New Delhi, October 2: Tributes pour in all from all corners today as the nation pays homage to India's second Prime Minister, late Lal Bahadur Shastri, on his 115th birth anniversary. A Nehruvian Socialist and lifelong Congressman, Shastri continues to inspire India's farmers and soldiers as he is the man behind the iconic slogan of "Jai Jawan, Jai Kisan". On this day, it is recommended to revisit the facts related to the life and death of Shastri, as enlisted below.

- Shastri was born on October 2, 1904 in Ramnagar village of Varanasi region in the then United Province of Agra and Oudh, which is now known as Uttar Pradesh. At the age of one, Shastri along with his mother was shifted to his maternal house in Mughalsarai as his father had expired after suffering from a stroke. Lal Bahadur Shastri 115th Birth Anniversary: 10 Inspirational Quotes By One of The Most Humble Prime Ministers of India.

- Shastri, similar to many other pupils of the era, received a crucial portion of the elementary schooling from a maulvi - Budhan Mian. The Muslim cleric taught Shastri Urdu and Persian -- the two languages used as official medium in India before the introduction of English as the compulsory language.

- Shastri later enrolled with the Harish Chandra High School in Varanasi to attain higher education. During this period, he studied the writings of Mahatma Gandhi, Swami Vivekananda and Annie Besant. Gandhi moved him to quit the college being run by the colonial government and join the no-cooperation movement of 1921.

- Shastri's involvement in the non-cooperation movement got him jailed for the first time under the colonial regime. He was, however, released shortly by the government as he was a minor.

- In 1925, Shastri joined the Servants of the People Society (Lok Sevak Mandal) -- an organisation founded by martyred freedom fighter Lala Lajpat Rai. The group was dedicated towards the upliftment and betterment of the lives of Harijans or those who are socially and economically backward.

- In 1928, Shastri officially joined the Congress party. For the next 20 years, he was actively involved in the vehicle which played the primary role in securing independence from the foreign regime.

- In 1948, Shastri was appointed as the parliamentary secretary of Uttar Pradesh, his home state. In 1952, he was elected as a legislator from Soraon North cum Phulpur West seat, polling over 69 per cent of the total votes.

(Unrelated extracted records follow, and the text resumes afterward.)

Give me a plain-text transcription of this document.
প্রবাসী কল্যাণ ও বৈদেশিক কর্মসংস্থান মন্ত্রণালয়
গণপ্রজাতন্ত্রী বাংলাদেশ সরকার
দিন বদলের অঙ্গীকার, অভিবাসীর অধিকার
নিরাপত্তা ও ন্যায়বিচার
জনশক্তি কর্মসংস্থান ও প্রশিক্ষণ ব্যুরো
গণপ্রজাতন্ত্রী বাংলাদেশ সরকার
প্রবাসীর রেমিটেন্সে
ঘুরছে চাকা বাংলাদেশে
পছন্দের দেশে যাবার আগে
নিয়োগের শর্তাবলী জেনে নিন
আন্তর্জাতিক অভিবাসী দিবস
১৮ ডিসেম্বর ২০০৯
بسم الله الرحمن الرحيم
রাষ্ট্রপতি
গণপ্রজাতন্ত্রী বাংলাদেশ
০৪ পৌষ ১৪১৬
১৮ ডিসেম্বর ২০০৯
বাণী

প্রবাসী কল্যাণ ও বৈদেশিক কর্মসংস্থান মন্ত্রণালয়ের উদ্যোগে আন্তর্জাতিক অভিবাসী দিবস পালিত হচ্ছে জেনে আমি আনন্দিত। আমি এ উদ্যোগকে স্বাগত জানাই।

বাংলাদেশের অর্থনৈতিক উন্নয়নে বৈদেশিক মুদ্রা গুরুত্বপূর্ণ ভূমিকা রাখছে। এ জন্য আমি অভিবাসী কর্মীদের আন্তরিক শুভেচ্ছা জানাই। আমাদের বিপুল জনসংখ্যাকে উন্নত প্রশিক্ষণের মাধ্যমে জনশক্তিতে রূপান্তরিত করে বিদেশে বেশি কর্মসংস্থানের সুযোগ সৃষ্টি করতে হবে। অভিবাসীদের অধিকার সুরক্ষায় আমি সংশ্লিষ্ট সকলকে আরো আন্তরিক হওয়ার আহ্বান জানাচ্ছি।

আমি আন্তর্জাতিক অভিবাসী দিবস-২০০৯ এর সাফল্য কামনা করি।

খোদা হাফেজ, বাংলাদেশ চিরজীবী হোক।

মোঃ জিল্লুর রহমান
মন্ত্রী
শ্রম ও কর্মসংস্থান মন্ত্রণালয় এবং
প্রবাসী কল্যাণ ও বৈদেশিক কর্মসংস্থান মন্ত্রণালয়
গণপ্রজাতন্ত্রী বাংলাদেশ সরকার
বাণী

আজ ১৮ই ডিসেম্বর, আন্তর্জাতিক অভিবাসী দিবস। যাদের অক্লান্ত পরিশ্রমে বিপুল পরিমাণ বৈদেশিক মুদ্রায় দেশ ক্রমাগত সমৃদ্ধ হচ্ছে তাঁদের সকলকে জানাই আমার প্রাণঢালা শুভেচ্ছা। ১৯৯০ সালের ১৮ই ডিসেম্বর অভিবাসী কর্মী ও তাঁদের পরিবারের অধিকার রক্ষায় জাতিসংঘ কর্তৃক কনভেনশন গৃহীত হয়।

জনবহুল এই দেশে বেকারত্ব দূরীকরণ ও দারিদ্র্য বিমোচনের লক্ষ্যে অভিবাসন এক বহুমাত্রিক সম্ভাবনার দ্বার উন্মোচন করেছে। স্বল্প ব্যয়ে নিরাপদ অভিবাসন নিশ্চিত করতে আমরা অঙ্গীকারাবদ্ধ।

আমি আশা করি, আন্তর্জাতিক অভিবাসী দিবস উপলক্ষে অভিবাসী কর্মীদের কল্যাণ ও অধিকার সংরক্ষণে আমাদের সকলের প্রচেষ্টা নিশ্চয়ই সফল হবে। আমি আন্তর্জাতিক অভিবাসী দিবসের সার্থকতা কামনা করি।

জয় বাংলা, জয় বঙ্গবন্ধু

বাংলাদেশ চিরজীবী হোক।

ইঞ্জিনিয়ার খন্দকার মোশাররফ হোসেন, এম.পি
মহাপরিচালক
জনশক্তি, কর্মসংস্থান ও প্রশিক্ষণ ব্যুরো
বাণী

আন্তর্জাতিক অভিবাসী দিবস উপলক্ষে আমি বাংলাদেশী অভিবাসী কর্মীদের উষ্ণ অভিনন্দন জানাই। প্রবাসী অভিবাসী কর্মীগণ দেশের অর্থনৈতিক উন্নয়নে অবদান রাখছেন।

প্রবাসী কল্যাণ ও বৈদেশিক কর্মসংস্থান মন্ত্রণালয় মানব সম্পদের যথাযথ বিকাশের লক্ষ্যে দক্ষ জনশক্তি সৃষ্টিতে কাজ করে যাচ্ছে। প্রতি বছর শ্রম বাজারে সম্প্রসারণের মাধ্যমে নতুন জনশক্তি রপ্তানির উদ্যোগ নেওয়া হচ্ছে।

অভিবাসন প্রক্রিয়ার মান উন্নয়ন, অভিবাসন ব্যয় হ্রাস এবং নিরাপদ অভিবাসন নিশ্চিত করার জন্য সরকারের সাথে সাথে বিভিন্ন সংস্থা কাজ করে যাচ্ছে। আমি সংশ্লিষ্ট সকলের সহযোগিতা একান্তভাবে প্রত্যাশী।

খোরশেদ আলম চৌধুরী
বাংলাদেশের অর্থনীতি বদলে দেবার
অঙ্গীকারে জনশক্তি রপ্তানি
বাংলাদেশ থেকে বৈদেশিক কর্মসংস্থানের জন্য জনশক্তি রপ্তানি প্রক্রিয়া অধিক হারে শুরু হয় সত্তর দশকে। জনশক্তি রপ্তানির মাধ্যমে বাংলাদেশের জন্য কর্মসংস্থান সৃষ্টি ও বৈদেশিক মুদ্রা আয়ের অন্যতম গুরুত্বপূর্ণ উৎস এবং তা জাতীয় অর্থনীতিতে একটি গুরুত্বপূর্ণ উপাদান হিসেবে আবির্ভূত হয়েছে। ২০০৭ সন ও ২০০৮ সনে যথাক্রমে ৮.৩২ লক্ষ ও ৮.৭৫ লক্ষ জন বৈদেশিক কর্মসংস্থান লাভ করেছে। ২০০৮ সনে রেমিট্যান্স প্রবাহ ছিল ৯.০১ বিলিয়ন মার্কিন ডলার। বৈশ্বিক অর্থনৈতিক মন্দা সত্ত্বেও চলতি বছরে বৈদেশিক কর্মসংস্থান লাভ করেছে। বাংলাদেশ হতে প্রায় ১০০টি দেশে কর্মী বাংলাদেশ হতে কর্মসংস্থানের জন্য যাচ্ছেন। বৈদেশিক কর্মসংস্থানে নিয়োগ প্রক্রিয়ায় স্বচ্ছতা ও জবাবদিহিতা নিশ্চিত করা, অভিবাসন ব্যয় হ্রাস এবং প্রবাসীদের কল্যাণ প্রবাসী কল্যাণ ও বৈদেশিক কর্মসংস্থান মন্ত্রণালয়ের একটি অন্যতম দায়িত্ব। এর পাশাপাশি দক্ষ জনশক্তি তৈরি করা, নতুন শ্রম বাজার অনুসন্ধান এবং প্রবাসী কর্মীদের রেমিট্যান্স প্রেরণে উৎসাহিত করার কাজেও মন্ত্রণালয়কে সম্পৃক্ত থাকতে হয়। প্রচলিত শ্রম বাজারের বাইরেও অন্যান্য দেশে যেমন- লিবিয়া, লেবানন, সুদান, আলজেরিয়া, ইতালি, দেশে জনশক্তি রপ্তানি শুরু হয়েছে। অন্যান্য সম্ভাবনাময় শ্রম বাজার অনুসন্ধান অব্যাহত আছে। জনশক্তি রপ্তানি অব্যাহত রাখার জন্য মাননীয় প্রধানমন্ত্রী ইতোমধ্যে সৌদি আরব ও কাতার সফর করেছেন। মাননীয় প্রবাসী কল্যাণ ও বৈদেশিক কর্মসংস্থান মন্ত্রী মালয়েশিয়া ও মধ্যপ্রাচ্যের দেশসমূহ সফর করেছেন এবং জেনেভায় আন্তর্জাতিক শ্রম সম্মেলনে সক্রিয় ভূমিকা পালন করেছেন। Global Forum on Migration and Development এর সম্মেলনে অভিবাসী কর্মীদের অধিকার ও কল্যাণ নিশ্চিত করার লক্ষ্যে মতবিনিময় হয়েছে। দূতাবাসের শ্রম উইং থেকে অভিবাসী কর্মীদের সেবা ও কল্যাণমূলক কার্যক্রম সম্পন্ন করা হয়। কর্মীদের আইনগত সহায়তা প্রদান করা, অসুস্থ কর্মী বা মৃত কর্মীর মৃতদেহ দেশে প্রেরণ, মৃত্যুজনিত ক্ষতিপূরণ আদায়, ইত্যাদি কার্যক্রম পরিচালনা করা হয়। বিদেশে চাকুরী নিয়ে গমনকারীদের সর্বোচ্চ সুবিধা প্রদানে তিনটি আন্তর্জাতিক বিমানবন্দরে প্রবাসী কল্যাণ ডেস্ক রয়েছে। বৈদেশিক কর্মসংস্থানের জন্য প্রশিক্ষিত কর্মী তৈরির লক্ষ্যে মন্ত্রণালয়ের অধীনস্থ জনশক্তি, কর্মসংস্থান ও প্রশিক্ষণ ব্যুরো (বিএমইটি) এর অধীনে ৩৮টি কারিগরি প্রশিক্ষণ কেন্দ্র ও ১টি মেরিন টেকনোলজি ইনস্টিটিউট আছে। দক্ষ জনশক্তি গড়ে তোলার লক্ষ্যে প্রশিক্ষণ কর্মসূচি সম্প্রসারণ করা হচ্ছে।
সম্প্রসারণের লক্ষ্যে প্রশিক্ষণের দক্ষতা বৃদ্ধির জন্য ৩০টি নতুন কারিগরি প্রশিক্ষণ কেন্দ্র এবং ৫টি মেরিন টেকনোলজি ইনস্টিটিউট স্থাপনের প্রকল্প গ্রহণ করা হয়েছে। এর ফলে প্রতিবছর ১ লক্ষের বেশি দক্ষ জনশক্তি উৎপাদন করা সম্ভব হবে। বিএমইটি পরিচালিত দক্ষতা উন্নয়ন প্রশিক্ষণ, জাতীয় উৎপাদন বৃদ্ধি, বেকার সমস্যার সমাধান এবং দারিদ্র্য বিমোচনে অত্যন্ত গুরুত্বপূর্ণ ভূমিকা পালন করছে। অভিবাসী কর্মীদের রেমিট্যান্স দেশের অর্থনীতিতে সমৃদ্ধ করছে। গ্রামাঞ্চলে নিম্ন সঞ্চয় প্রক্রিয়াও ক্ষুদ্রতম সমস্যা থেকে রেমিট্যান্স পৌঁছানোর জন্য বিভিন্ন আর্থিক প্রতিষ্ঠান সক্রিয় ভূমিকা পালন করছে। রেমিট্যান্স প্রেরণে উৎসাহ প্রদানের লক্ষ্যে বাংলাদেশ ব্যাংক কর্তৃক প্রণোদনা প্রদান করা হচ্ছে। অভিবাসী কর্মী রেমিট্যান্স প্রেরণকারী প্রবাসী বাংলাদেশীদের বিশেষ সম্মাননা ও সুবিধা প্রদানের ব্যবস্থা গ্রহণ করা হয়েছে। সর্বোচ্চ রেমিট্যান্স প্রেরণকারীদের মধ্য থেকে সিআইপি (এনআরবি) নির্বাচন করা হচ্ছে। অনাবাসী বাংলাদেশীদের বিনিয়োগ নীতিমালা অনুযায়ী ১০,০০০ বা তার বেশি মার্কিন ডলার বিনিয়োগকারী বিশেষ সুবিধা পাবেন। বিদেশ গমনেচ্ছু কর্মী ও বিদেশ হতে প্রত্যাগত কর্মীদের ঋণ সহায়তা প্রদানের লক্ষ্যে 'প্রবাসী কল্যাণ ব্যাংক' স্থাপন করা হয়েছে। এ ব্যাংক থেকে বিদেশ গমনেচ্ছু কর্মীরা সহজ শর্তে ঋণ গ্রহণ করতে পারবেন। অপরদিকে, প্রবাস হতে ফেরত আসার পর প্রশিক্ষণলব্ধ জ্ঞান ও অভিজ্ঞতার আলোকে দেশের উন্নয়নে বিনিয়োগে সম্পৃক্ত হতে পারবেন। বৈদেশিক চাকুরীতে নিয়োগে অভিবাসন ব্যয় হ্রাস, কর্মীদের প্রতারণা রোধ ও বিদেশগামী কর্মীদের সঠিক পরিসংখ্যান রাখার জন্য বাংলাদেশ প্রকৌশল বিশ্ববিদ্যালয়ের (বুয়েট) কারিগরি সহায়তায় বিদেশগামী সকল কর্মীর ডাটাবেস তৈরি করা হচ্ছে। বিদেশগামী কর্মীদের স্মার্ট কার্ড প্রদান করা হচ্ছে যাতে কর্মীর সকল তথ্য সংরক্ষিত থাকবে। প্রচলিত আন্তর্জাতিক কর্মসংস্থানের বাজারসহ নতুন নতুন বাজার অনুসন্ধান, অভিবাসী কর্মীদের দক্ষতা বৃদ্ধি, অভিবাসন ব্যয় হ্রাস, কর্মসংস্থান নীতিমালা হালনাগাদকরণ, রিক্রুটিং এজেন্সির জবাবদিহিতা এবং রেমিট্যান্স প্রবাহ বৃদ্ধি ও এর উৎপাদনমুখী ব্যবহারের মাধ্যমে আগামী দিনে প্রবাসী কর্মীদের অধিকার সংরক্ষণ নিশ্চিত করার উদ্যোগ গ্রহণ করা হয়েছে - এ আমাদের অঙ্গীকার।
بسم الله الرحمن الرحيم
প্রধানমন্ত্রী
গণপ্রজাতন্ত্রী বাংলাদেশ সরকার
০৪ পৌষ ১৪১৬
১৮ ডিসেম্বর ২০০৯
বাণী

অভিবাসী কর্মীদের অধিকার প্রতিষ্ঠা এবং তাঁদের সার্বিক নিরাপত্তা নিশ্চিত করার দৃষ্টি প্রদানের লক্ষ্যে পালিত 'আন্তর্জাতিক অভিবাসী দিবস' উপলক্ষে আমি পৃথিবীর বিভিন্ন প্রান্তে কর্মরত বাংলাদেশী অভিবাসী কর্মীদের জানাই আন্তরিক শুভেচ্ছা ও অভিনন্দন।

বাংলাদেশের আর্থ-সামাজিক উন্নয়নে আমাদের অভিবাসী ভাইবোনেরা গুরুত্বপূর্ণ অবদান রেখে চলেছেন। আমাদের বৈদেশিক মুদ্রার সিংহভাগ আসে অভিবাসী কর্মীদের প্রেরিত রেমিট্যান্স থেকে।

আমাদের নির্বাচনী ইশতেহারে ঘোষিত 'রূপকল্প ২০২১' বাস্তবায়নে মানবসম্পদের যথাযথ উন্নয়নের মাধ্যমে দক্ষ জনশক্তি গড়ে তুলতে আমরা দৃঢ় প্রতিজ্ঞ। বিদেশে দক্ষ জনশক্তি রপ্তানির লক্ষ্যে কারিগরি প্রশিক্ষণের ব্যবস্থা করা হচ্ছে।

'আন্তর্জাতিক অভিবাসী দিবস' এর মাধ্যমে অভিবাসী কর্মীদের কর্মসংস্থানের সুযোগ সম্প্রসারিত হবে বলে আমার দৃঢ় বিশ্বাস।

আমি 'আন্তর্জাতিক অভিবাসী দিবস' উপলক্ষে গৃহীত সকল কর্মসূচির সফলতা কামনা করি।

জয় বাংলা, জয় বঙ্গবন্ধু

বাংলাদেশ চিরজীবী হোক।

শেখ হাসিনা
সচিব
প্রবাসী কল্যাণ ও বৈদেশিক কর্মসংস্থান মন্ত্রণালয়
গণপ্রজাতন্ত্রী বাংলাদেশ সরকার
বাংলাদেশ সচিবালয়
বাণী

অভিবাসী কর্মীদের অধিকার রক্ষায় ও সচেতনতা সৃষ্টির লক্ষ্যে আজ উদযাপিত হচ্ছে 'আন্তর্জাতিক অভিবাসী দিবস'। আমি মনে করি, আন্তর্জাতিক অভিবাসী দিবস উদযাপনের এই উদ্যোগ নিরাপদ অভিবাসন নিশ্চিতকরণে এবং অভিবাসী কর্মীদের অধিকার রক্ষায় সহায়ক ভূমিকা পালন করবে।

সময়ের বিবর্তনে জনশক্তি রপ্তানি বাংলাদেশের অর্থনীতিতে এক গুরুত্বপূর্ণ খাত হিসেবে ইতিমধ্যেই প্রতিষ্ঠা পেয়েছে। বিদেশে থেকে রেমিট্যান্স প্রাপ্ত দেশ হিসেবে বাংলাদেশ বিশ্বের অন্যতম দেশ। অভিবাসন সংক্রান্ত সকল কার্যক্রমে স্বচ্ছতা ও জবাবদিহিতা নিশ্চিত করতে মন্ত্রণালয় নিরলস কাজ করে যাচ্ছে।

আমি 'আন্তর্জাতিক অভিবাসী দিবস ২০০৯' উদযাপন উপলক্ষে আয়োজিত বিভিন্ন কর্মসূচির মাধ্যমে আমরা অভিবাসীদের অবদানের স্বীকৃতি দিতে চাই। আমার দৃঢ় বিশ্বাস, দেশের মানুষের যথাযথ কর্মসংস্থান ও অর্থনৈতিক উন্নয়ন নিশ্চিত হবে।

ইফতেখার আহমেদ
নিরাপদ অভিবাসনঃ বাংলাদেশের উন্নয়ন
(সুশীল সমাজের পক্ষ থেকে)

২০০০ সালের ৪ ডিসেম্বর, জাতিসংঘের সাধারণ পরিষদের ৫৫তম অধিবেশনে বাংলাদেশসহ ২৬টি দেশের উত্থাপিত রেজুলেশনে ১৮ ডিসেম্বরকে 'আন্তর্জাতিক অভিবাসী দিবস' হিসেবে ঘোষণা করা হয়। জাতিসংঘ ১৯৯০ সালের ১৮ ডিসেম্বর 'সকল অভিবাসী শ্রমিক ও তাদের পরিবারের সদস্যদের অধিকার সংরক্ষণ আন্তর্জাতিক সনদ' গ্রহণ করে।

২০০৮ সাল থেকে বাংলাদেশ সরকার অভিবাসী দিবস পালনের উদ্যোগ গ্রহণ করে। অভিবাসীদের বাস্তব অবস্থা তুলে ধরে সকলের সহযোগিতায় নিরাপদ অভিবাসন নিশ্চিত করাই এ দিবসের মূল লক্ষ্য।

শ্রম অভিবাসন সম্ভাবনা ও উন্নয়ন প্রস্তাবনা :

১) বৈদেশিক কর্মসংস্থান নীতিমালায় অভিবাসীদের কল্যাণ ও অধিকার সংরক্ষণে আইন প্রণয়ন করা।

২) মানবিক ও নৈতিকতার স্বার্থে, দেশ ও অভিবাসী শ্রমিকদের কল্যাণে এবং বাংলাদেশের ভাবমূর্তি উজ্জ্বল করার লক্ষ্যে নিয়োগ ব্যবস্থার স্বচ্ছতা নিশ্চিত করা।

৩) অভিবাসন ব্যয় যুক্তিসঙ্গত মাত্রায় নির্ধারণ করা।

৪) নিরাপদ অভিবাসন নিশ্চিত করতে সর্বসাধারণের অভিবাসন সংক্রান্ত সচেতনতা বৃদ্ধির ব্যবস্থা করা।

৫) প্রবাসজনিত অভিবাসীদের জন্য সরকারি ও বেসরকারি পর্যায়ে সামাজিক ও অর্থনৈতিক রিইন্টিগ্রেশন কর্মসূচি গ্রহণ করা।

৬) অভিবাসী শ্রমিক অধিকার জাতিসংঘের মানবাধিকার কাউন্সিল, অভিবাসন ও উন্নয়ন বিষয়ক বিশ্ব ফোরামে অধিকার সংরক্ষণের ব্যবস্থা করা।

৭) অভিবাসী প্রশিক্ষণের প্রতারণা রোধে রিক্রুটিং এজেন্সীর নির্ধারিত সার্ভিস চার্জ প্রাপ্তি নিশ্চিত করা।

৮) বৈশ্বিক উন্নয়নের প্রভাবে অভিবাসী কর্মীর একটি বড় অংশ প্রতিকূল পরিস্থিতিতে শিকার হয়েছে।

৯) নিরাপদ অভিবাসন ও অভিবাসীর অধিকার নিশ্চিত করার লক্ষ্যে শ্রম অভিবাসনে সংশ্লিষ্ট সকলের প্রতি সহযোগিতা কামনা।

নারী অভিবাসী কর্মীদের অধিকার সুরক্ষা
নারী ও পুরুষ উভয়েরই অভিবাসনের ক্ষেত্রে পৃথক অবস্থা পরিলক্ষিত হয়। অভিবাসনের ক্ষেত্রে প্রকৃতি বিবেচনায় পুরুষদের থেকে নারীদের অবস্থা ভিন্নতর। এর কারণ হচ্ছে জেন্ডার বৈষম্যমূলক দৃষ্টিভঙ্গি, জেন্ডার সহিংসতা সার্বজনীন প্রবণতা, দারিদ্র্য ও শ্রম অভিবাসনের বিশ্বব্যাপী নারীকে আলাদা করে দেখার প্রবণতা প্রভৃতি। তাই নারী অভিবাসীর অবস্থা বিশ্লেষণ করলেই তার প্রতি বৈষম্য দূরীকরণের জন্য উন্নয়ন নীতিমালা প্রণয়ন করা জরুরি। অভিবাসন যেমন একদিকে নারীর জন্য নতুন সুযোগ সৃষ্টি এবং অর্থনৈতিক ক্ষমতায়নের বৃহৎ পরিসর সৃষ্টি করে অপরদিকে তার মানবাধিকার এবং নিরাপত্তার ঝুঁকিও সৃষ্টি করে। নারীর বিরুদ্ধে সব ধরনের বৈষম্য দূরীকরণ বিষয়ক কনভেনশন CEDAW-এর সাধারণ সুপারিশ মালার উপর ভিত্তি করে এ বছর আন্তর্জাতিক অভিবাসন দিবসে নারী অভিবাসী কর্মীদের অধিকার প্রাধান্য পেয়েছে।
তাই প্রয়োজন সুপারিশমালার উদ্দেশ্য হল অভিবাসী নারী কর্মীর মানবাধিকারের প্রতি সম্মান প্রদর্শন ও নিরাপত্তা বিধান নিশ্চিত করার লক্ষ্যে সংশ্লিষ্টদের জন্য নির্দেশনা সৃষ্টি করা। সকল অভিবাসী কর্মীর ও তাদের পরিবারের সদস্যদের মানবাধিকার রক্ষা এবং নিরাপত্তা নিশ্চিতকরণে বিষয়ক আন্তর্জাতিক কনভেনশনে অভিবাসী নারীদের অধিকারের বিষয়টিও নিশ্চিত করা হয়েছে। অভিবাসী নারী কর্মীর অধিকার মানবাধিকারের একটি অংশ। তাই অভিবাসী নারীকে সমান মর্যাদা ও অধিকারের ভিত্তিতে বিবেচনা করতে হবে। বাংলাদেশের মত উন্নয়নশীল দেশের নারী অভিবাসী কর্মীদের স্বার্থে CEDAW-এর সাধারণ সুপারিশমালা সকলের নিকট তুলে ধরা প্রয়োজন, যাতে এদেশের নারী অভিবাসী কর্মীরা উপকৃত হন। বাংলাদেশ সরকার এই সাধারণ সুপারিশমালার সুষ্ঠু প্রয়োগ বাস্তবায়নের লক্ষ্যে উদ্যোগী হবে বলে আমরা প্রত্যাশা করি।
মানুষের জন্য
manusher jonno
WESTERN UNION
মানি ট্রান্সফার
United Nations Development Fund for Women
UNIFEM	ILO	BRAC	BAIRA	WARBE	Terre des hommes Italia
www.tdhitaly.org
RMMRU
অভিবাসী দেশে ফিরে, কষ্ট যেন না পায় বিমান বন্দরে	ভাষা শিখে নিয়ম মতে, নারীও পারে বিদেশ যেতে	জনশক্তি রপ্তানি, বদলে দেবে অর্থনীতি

- In the same year, Shastri was elevated at the Centre, with the then Prime Minister Jawaharlal Nehru choosing him as the Minister of Railways in the first directly elected government formed in 1952.

- In 1961, Shastri was appointed by Nehru as the Union Home Minister -- the post held by him for three years before being appointed as the External Affairs Minister in 1964 for a short duration.

- On June 9, 1964, shortly after the death of Nehru, Shastri took oath as the second Prime Minister of independent India. His stint lasted till January 11, 1966 and witnessed the epic India-Pakistan war of 1965. It was during this crucial military confrontation when Shastri boosted the nation with the clarion call of 'Jai Jawan, Jai Kisan'.

- Shastri died on January 11, 1966 in Uzbekistan's Tashkent, where he signed a peace treaty with the then Pakistan President Ayub Khan. Cardiac arrest is stated as the official reason for his demise.

Conspiracy theorists, however, allege discrepancies in the information put on record related to the death of Shastri. The late leader's wife Lalita Shastri, shortly after his death, alleged that he was poisoned to death in Tashkent. US journalist Gregory Douglas, who interviewed former CIA operative Robert Crowley over a period of 4 years, wrote in his book In Conservation With The Crow that Shastri along with Indian scientist Homi Bhabha was murdered by the American spy agency to deter the growing domination of India and Russia in the South Asian region. His allegation, based on a series of conversations with Crowley, received no official backing.